Tasvir; bir olayı, şekille beyan etmek yahud bir canlıyı şekillendirmektir.

Aralarında umum ve husus farkı vardır. Mesela her timsal, surettir; lakin her suret timsal değildir. Bu farkı nazarı itibare alan fukaha, timsallerin haramlığı üzerine ittifak ettiler. Farkı nazarı itibare almayan fukaha ise dediler ki: Gölgesi olan yani heykel, ittifakla haram; heykel olmayan suretler ise ihtilaflıdır. Şöyleki:

Heykelin bütün kısımları haramdır; sanatı da haramdır; alış verişi de haramdır. Eğer bir kimse tapınmak için heykel yaparsa, küfründe şübhe yoktur.

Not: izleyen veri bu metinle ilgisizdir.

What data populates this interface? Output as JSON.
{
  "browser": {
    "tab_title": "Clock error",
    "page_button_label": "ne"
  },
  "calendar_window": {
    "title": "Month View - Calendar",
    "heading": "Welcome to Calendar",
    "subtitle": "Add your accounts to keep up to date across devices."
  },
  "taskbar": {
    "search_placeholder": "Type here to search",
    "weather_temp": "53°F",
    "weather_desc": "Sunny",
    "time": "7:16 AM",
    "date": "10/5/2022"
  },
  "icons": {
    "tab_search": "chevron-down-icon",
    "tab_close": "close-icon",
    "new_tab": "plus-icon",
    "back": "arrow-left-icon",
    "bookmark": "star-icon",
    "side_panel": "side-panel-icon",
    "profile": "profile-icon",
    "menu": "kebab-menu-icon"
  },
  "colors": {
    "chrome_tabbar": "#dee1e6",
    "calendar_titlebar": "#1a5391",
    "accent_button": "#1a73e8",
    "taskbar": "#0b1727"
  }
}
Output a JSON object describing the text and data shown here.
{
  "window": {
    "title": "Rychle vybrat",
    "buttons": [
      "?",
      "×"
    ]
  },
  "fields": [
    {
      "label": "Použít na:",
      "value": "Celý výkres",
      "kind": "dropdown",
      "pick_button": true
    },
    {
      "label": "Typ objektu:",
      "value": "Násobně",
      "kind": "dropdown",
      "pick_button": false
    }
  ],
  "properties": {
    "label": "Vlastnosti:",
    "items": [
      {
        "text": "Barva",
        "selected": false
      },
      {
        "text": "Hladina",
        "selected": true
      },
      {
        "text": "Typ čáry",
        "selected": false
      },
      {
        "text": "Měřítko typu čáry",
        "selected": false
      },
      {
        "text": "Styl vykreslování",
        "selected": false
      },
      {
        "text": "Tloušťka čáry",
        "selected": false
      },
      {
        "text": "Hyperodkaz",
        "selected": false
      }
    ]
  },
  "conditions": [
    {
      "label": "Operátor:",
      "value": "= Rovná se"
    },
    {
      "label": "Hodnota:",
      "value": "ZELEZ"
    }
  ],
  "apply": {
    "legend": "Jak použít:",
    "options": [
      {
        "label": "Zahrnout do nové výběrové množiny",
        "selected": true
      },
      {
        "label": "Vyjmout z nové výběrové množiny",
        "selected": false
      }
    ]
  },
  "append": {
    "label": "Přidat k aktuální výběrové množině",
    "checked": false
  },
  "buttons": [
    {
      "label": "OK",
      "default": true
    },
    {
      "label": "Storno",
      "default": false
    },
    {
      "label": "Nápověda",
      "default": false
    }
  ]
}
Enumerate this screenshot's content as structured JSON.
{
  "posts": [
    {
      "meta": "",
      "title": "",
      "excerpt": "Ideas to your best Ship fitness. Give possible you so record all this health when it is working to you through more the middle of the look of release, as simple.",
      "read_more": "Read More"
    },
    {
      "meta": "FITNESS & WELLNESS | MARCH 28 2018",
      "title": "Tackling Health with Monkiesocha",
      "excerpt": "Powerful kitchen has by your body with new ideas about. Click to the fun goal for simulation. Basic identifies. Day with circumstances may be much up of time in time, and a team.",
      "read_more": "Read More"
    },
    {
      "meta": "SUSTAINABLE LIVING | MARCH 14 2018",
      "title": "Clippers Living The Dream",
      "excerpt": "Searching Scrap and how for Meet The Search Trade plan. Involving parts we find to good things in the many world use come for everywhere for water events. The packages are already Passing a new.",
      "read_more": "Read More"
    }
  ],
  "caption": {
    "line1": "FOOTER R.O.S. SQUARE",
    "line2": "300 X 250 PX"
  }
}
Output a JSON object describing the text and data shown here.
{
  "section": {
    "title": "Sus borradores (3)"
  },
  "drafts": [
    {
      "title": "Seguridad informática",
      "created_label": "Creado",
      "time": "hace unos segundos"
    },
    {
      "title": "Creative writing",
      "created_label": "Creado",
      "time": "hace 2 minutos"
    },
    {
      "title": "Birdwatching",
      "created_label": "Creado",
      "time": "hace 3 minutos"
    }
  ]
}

İbrahim aleyhisselam, müşriklerle mücadeleye, heykelleri tahkir etmek ve kırmakla başlamıştır. Evlerde timsal yani heykelleri bulundurmak adeti, müşrikler, yahudi ve hristiyanlardan kalan bir mirastır. Delîl-ul-Enbiya ve Burhan-ul-Etkıya olan Peygamberimiz sallallahu aleyhi ve sellem'in şeriatiyle bu adet lağvedilmiş iken, maatteessüf zamanımızda müslümanlar, evlerinde ve komodinlerinde süs olarak timsaller kullanmaktadırlar. Kuş timsali.. Mevlana heykeli...

Müslümanın bunları, yanında veya evin­de bulundurması yersizdir. Çünkü bulundurmak haram; saygısı şirktir. Sosyete müslümanların süsü..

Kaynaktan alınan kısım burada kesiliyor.